Architects who've always wondered about the foundations of the Lake Palace, may find this the best time to visit Udaipur.
With Lake Pichola reduced to a puddle, the 18th century palace hotel usually afloat in the lake, is securely anchored to its silted bottom, and the construction appears disappointingly prosaic.
Visitors to the Lake Palace can just about get to the City Palace jetty and back through a canal that has been deepened for the purpose, but guests often use a dirt track to drive up to it - and to the neighbouring Jag Mandir, the lake city's most exotic party island where, famously, actress Raveena Tandon had her sangeet party before the big wedding in the City Palace.
Udaipur feeds dreams, and tourism feeds the city that was created by Rana Udai Singh, scion of the house of Sisodias that had occupied Chittaurgarh and Kumbhalgarh before it moved lock, stock and zenana to Udaipur.
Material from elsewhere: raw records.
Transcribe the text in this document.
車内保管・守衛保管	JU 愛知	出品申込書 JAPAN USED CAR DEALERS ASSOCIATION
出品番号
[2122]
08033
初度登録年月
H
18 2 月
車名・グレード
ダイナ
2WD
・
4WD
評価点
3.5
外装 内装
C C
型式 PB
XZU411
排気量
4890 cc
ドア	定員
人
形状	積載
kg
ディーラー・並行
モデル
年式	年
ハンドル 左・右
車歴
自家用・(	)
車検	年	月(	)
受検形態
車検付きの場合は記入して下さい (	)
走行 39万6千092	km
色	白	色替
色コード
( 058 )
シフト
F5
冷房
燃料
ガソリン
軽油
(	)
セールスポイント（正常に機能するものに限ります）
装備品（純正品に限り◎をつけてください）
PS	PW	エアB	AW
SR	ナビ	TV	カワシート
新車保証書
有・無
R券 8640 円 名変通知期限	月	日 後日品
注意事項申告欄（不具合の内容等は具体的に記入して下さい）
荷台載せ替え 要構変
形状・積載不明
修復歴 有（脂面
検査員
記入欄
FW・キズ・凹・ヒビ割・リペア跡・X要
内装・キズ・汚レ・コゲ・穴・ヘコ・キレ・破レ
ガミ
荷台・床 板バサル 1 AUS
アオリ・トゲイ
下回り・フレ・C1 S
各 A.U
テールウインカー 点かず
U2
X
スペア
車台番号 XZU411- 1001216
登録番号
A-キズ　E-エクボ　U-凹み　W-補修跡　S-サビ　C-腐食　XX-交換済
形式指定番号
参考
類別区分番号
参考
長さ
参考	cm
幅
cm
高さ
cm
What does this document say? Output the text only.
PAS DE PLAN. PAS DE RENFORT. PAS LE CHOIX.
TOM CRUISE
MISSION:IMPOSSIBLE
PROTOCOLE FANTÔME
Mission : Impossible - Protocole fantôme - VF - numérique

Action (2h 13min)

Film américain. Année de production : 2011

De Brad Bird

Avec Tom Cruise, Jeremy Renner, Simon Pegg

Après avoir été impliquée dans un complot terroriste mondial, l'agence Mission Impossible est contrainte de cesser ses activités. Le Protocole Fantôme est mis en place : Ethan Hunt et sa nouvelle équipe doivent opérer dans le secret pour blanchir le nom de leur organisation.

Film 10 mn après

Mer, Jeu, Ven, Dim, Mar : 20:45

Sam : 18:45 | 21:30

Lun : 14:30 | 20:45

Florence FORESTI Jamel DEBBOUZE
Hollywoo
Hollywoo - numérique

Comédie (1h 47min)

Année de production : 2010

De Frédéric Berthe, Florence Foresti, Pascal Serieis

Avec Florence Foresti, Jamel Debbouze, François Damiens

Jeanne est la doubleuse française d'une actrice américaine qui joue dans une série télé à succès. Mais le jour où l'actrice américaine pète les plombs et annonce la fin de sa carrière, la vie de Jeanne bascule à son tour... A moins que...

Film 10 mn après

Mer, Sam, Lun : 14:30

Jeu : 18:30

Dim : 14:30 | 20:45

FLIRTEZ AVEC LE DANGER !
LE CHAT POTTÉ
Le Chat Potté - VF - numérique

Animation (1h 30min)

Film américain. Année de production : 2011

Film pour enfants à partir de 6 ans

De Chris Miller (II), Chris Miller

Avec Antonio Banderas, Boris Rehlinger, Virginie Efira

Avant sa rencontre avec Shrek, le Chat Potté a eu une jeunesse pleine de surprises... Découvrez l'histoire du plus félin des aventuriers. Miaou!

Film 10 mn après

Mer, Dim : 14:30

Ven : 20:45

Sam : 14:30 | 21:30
It's full season currently in the city, accommodation is hard to come by, and flights are so choc-a-block that visitors don't consider a change in their travel plans for fear of cancellations.
Udaipur's 25 per cent increase in tourists over the previous season in an indicator of its growing popularity - Rajasthan has to grow by 52 per cent to achieve the same levels of occupancy - but there's a sense of impending peril.
This year, the shrunken lake hasn't mattered too much, but overseas travel agents are concerned their clients will cancel bookings for the season of 2005-06 unless it rains, the catchment areas fill up, and water fills up the lakes Pichola and Fateh Sagar.
And there's no way anyone will know what the monsoon heralds till September, when it's already too late to change plans. Local tour operators and some hoteliers fear those cancellations may come sooner; there have been a few already, but not enough to indicate a trend.
But no one's writing off tourism - or the season - just yet. At the heart of efforts to create constantly new attractions in Udaipur is the major custodian and informally appointed CEO of the city's tourism infrastructure, Arvind Singh Mewar.
And the latest in his list of achievements for the city is a son-et-lumière show at the City Palace's Manek Chowk that was commissioned last Sunday.
The hour-long infotainment package priced at Rs 200 in the balcony (Rs 100 for children, and in the stands) draws on the dynasty's 1,500-year-old history and is a spectacle of voices and visuals that should draw the tourist in the late evening when there's little else to do in Udaipur.
Tour operators who were scared the drying lake might cause visitors to limit their stay in Udaipur to a single day from the largely two (even three) days they currently spend here, may find succour in the English son-et-lumière show, India's first at a private attraction.
Even so, there's already another half-hour sound and light show on Rana Pratap at his memorial in Udaipur, in Hindi, while preparations for another at Kumbhalgarh have been on for a while.
However, the Rs 4.5 crore (Rs 45 million) meant to clean up Kumbhalgarh (under ASI) and to stage a son-et-lumière there has received a setback since the new government took over at the centre.
The BJP's tourism minister Jagmohan had adopted Kumbhalgarh as one of his pet projects, and corporates such as Philips had been roped in to provide the lighting.
Some of the clean-up attempted at the fort might look synthetic, but it has at least helped preserve the falling plaster. The tracks through the winding fort were repaired, gardens laid, and much of the arrangements for the lighting are already in place, but with a change in government, the task has been put on hold.
The camp office organised for Jagmohan is yet to be visited by the current incumbent Renuka Chowdhury. It might be a while before the monument with the second-longest ramparts (after the Great Wall of China) in the world gets its evening attraction, but day visitors to the fort have reason to be pleased with its near-pristine condition and romantic setting.
But Kumbhalgarh (and Chittaur or Ranakpur) aside, Udaipur needs to feed water into its lake or else the prime attraction might just stifle tourism to the region.
It is a strange situation: the lake is owned by Arvind Singh Mewar, so the government - despite the threat to tourism - may not do anything to channel water to it.
It isn't as if it didn't rain in 2004; it did. But the catchment areas are increasingly under threat from encroaching city-dwellers, and so the water is not flowing into Udaipur in the manner it was intended to.
If nothing is done to prevent the catchments from sealing up totally, even a downpour in the monsoons won't be sufficient to fill the lake - or keep it filled.
For the moment, therefore, Arvind Singh - who has already launched a strong campaign for the use of solar panels not only for electricity but also for powering boats and rickshaws - may have to direct his energies towards ensuring water for his lake.
And since tourism in Udaipur revolves around his personal fiefdom of architectural treasures - you can't think of Udaipur without the City Palace, for instance - he's bound to be able to get the tourism industry together to campaign to ensure water for the lake.
But till that happens, the grand spectacle of the sound and light show must suffice. For, as one industry professional said at the launch of the programme, "We're used to seeing the lake full of water, but the foreigners are enjoying this as it is." Perhaps.